Guides ensure you stay on the paths and 7 feet away from the animals
     So by now, you're getting a bit too much Galapagos (think of how we felt since I haven't even mentioned the blue-footed boobies or the endemic penguins).  But there is one factor about this place and that is how everything --even the land iguanas (vs. the marine iguanas which can and do enter the ocean) and the frigate birds (which, unlike the boobies, cannot dive in the sea for food so they survive by "stealing" it from others)-- depends on the ocean waters.  And changes to those waters may be coming.  So one last piece, this from WIRED: Imagine, for a moment, that you are standing on a pier by the sea, grasping, somewhat inexplicably, a bowling ball.  Suddenly you lose your grip and it tumbles down into the waves below with a decisive plonk.  Now imagine that the bowling ball is made of gas—carbon dioxide, to be specific, compressed down into that familiar size and weight.  That’s approximately your share, on a rough per capita basis, of the human-caused carbon emissions that are absorbed by the sea every day: Your bowling ball’s worth of extra CO2, plus the 8 billion or so from everyone else.  Since the Industrial Revolution, the oceans have sucked up 30 percent of that extra gas.  The reason so much CO2 ends up in the oceans is because that molecule is extremely hydrophilic.  It loves to react with water—much more than other atmospheric gasses, like oxygen.  The first product of that reaction is a compound called carbonic acid, which soon gives up its hydrogen ion.  That’s a recipe for a caustic solution.   The more hydrogen ions a solution has, the more acidic it is, which is why as the CO2 in Earth’s atmosphere has increased, its water has gotten more acidic too. By the end of the century, models predict the oceans will reach a level of acidity that hasn’t been seen in millions of years.  If that scenario seems way too large to grasp (the oceans cover over 70% of our planet), a series of much-simpler graphs came from The Conversation, which talked about an even larger scenario...El Nino (it's coming).

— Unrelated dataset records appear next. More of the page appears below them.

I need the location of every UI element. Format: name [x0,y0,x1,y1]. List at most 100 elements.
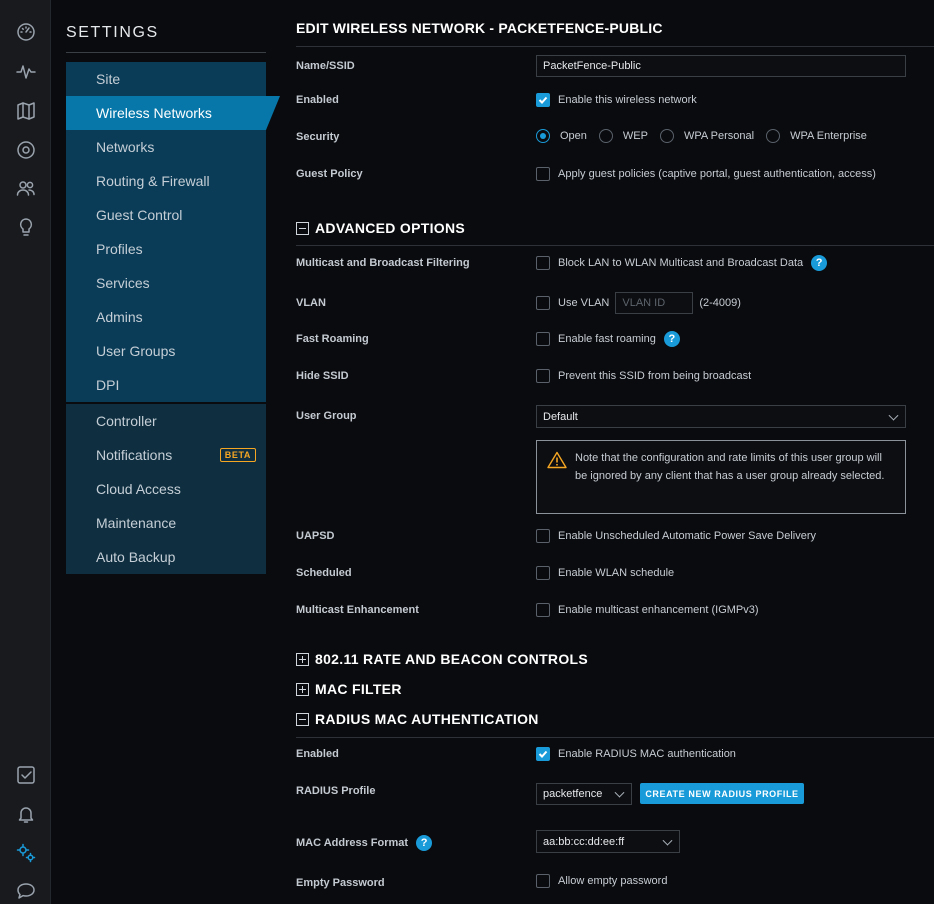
sidebar-item-cloud-access[interactable]: Cloud Access [66,472,266,506]
collapse-icon [296,712,309,726]
divider [66,52,266,53]
radius-enabled-row[interactable]: Enable RADIUS MAC authentication [536,747,736,761]
vlan-label: VLAN [296,297,326,309]
statistics-icon[interactable] [13,59,39,85]
sidebar-item-controller[interactable]: Controller [66,404,266,438]
alerts-icon[interactable] [13,762,39,788]
sidebar-item-profiles[interactable]: Profiles [66,232,266,266]
mac-filter-toggle[interactable]: MAC FILTER [296,681,402,697]
name-ssid-input[interactable]: PacketFence-Public [536,55,906,77]
create-radius-profile-button[interactable]: CREATE NEW RADIUS PROFILE [640,783,804,804]
sidebar-item-dpi[interactable]: DPI [66,368,266,402]
guest-policy-checkbox[interactable] [536,167,550,181]
empty-password-text: Allow empty password [558,875,668,887]
mac-format-label-row: MAC Address Format ? [296,835,433,851]
empty-password-row[interactable]: Allow empty password [536,874,667,888]
use-vlan-checkbox[interactable] [536,296,550,310]
fast-roaming-row[interactable]: Enable fast roaming ? [536,331,680,347]
security-wpa-enterprise-radio[interactable] [766,129,781,143]
uapsd-checkbox[interactable] [536,529,550,543]
sidebar-item-services[interactable]: Services [66,266,266,300]
security-wpa-personal-label: WPA Personal [683,130,755,142]
sidebar-item-admins[interactable]: Admins [66,300,266,334]
security-wpa-personal-radio[interactable] [659,129,674,143]
chat-icon[interactable] [13,878,39,904]
expand-icon [296,682,309,696]
insights-icon[interactable] [13,214,39,240]
radius-mac-title: RADIUS MAC AUTHENTICATION [315,711,539,727]
security-wep-radio[interactable] [598,129,613,143]
help-icon[interactable]: ? [663,331,680,347]
divider [296,737,934,738]
sidebar-item-routing-firewall[interactable]: Routing & Firewall [66,164,266,198]
hide-ssid-checkbox[interactable] [536,369,550,383]
guest-policy-text: Apply guest policies (captive portal, gu… [558,168,876,180]
settings-title: SETTINGS [66,24,159,41]
divider [296,245,934,246]
map-icon[interactable] [13,98,39,124]
security-open-radio[interactable] [536,129,550,143]
enabled-checkbox[interactable] [536,93,550,107]
multicast-filtering-text: Block LAN to WLAN Multicast and Broadcas… [558,257,804,269]
devices-icon[interactable] [13,137,39,163]
fast-roaming-label: Fast Roaming [296,333,369,345]
multicast-filtering-checkbox[interactable] [536,256,550,270]
hide-ssid-row[interactable]: Prevent this SSID from being broadcast [536,369,751,383]
sidebar-item-maintenance[interactable]: Maintenance [66,506,266,540]
settings-icon[interactable] [13,840,39,866]
enabled-checkbox-row[interactable]: Enable this wireless network [536,93,697,107]
dashboard-icon[interactable] [13,19,39,45]
radius-mac-toggle[interactable]: RADIUS MAC AUTHENTICATION [296,711,539,727]
radius-enabled-text: Enable RADIUS MAC authentication [558,748,736,760]
radius-profile-value: packetfence [543,788,603,800]
settings-nav-secondary: Controller Notifications BETA Cloud Acce… [66,404,266,574]
sidebar-item-guest-control[interactable]: Guest Control [66,198,266,232]
expand-icon [296,652,309,666]
multicast-enhancement-label: Multicast Enhancement [296,604,419,616]
rate-beacon-title: 802.11 RATE AND BEACON CONTROLS [315,651,589,667]
guest-policy-row[interactable]: Apply guest policies (captive portal, gu… [536,167,876,181]
events-icon[interactable] [13,801,39,827]
vlan-range-hint: (2-4009) [699,297,741,309]
radius-profile-select[interactable]: packetfence [536,783,632,805]
security-label: Security [296,131,340,143]
sidebar-item-wireless-networks[interactable]: Wireless Networks [66,96,280,130]
help-icon[interactable]: ? [811,255,828,271]
vlan-id-input[interactable]: VLAN ID [615,292,694,314]
sidebar-item-networks[interactable]: Networks [66,130,266,164]
help-icon[interactable]: ? [416,835,433,851]
advanced-options-title: ADVANCED OPTIONS [315,220,465,236]
advanced-options-toggle[interactable]: ADVANCED OPTIONS [296,220,465,236]
rate-beacon-toggle[interactable]: 802.11 RATE AND BEACON CONTROLS [296,651,588,667]
sidebar-item-site[interactable]: Site [66,62,266,96]
radius-enabled-label: Enabled [296,748,339,760]
multicast-enhancement-text: Enable multicast enhancement (IGMPv3) [558,604,759,616]
uapsd-text: Enable Unscheduled Automatic Power Save … [558,530,817,542]
sidebar-item-notifications[interactable]: Notifications BETA [66,438,266,472]
uapsd-row[interactable]: Enable Unscheduled Automatic Power Save … [536,529,816,543]
fast-roaming-checkbox[interactable] [536,332,550,346]
settings-nav-primary: Site Wireless Networks Networks Routing … [66,62,280,402]
multicast-enhancement-checkbox[interactable] [536,603,550,617]
scheduled-row[interactable]: Enable WLAN schedule [536,566,674,580]
enabled-text: Enable this wireless network [558,94,697,106]
user-group-select[interactable]: Default [536,405,906,428]
sidebar-item-auto-backup[interactable]: Auto Backup [66,540,266,574]
user-group-label: User Group [296,410,357,422]
multicast-enhancement-row[interactable]: Enable multicast enhancement (IGMPv3) [536,603,759,617]
user-group-note-text: Note that the configuration and rate lim… [575,452,885,482]
multicast-filtering-row[interactable]: Block LAN to WLAN Multicast and Broadcas… [536,255,828,271]
icon-rail [0,0,51,904]
uapsd-label: UAPSD [296,530,335,542]
radius-profile-label: RADIUS Profile [296,785,376,797]
sidebar-item-user-groups[interactable]: User Groups [66,334,266,368]
empty-password-checkbox[interactable] [536,874,550,888]
user-group-value: Default [543,410,578,423]
scheduled-checkbox[interactable] [536,566,550,580]
clients-icon[interactable] [13,175,39,201]
enabled-label: Enabled [296,94,339,106]
mac-filter-title: MAC FILTER [315,681,402,697]
radius-enabled-checkbox[interactable] [536,747,550,761]
mac-format-select[interactable]: aa:bb:cc:dd:ee:ff [536,830,680,853]
chevron-down-icon [614,787,625,798]
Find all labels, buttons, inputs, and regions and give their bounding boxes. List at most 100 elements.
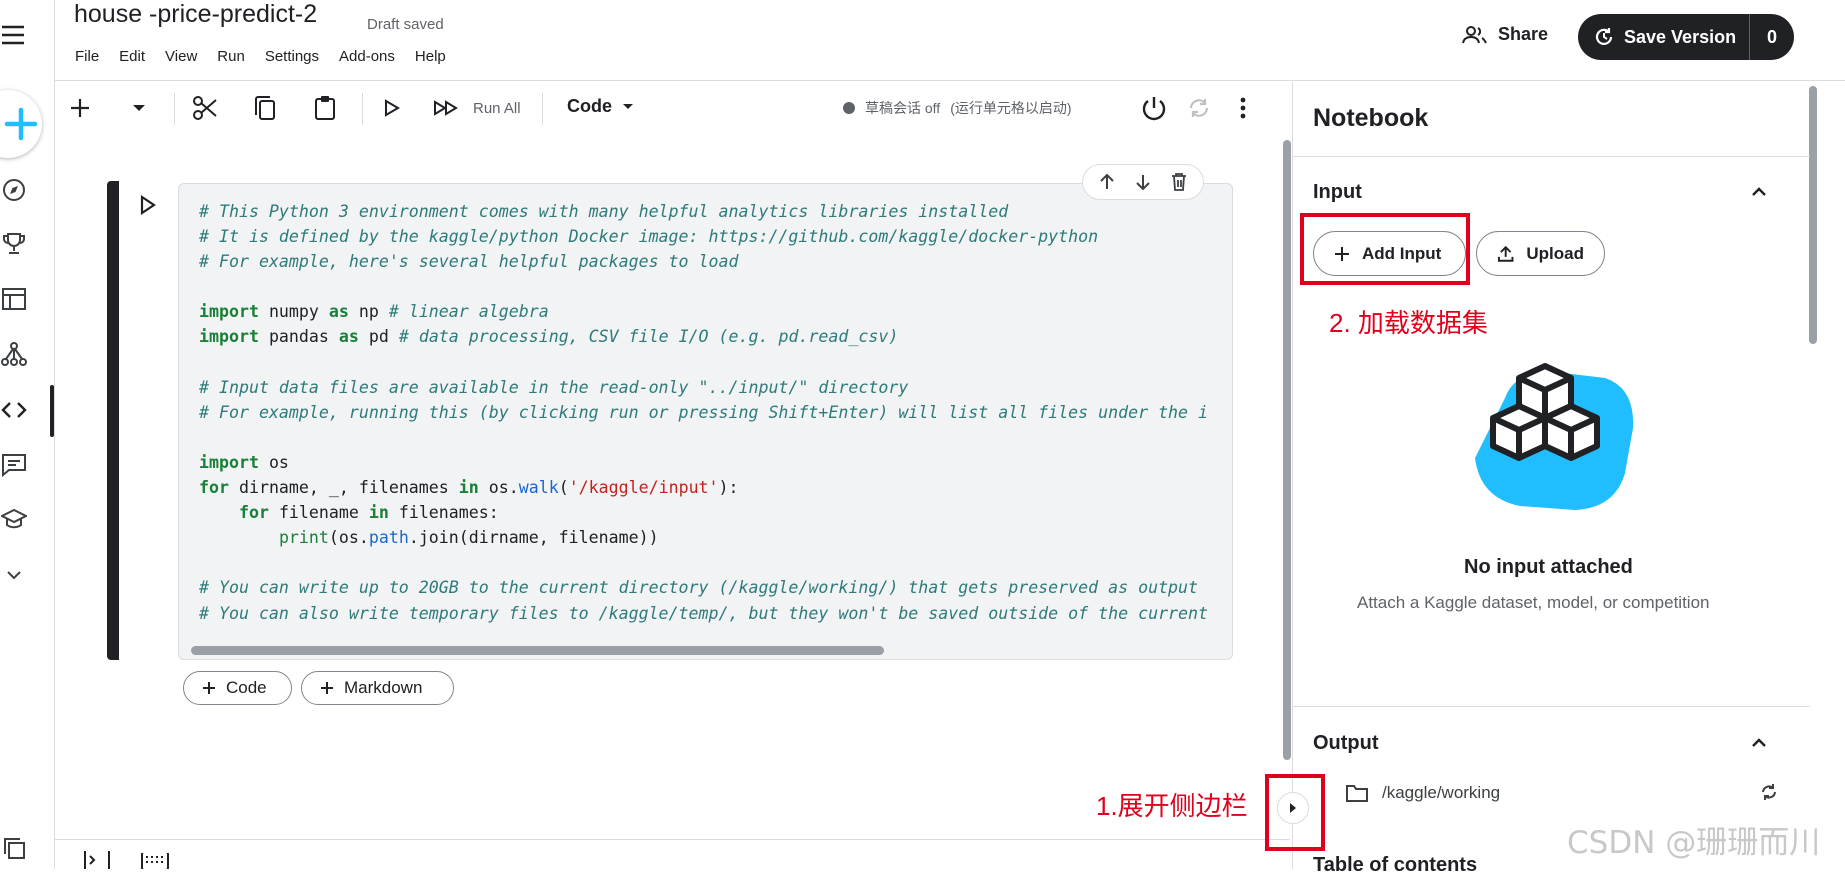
code-line: # Input data files are available in the … bbox=[199, 377, 909, 397]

     It was time for us to leave, as in time to return to the U.S.  And we left with the impression that both the Galapagos and the country of Ecuador itself were trying.  How do you juggle boatloads of tourists (necessary for income) and yet not affect the land or waters?  In Quito we saw fast-flowing rivers white with detergent foam and plastic jugs, waters headed for the ocean.  And I noticed that  "information" ------from the scientists debating the arrival of El Nino in the article above, to the blitz of money-making "official" equatorial sites (vs. the struggling non-profit, but actual, marker)-- seemed driven by social media (even Darwin's age when he arrived in the Galapagos varies).  Once home we would discover that crime in Ecuador was a major issue in their recent elections (placing prison "ships" 80 miles off of the coast was a campaign promise).  And soon, we'd have to try and sort out Hamas and Hezbollah and nuclear cruise missiles from Russia that can travel 14,000 miles.  We somehow weren't exposed to any of that (my wife and I never turned on the TV or radio during our trip), but it was happening.  We were fortunate enough to have just soaked in the beauty of this land we were leaving, a land of 4200 species of orchids (a bit of trivia: orchid means testicle in Greek), over 1600 species of birds, 15,000+ vascular plant species (fruit & flowers), and islands filled with life that's still evolving.  We had seen what ancient civilizations had left and how life had adapted and was still adapting, just as we were.  We had hopefully come to realize (as my friend so often expresses) that everyday was a gift and that we should just live in the moment.  As the saying went, not the past, not the future, but exactly what you're being given now: the present.


*In actuality another 12 countries "share" being on the equator.  As to those stand-on-the-equator sites, yes, they are pretty much tourist traps and get far more press than the educational (and non-profit) site at Quitsato, which is the only one verified by the Ecuadorian military as being accurate in its location.